A port may be forced to delay transmission of packets while it handles
other traffic, and, in some situations, some packets destined to be
forwarded to an oversubscribed port from other switch ports may be
discarded.
Minor delays are often of no consequence to a network or its performance.
But there are applications, referred to as delay or time sensitive
applications, that can be impacted by packet delays. Voice transmission
and video conferencing are two examples. If packets carrying data for
either of these are delayed from reaching their destination, the audio or
video quality may suffer.
This is where QoS can be of value. It allows you to manage the flow of
traffic through a switch by having the switch ports give higher priority to
some packets, such as delay sensitive traffic, over other packets. This is
referred to as prioritizing traffic.
QoS actually consists of several different elements. The element
supported by the AT-9000/24 Gigabit Ethernet Switch is called Class of
Service (CoS). CoS applies primarily to tagged packets. As explained in
“Incoming and Outgoing Tagged and Untagged Frames” on page 107, a
tagged packet contains information within it that specifies the VLAN to
which the packet belongs.
A tagged packet can also contain a priority level. This priority level is used
by network switches and other networking devices to know how important
(delay sensitive) that packet is in comparison to other packets. Packets of
a high priority are typically handled before packets of a low priority.
CoS, as defined in the IEEE 802.1p standard, has eight levels of priority.
The priorities are 0 to 7, with 0 the lowest priority and 7 the highest.
When a tagged packet is received on a port on the switch, it is examined
by the AT-S84 software for its priority.
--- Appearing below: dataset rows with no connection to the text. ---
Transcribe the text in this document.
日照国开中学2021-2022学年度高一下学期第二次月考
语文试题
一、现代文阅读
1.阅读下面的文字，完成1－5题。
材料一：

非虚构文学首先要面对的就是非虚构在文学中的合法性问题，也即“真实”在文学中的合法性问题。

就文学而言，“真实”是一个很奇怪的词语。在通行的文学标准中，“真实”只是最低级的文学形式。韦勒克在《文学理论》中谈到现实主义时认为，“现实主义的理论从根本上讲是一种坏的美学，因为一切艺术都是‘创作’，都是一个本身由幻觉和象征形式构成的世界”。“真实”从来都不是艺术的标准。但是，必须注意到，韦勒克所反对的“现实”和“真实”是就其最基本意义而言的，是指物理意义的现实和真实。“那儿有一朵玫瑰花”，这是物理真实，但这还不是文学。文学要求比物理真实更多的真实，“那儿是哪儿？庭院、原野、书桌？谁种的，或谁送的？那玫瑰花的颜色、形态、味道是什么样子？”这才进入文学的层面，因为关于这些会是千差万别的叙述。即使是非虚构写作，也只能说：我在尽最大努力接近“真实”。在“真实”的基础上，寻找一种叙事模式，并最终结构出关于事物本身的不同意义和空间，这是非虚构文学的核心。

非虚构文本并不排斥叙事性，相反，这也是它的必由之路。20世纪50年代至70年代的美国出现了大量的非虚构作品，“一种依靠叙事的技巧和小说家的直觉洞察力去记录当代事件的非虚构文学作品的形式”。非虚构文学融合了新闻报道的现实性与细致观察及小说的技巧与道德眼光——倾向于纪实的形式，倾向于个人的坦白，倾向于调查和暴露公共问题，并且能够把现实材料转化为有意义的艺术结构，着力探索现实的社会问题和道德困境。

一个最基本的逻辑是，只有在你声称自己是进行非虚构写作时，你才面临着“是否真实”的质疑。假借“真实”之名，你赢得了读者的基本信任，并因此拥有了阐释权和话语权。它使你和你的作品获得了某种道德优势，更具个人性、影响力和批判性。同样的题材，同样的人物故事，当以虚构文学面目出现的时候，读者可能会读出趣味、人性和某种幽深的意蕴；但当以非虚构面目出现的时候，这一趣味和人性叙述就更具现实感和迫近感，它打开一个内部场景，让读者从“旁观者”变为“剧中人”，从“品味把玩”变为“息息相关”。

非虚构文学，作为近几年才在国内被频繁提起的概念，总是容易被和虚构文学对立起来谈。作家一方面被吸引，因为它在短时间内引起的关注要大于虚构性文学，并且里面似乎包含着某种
The switch software uses the
priority to determine which egress priority queue the packet should be
stored in on the egress port.
Each port on the switch has four priority queues, 0 (low) to 3 (high). When
a tagged packet enters a switch port, the switch responds by placing the
packet into one of the queues according to the assignments shown in
Table 2. A packet in a high priority queue is typically transmitted out a port
sooner than a packet in a low priority queue.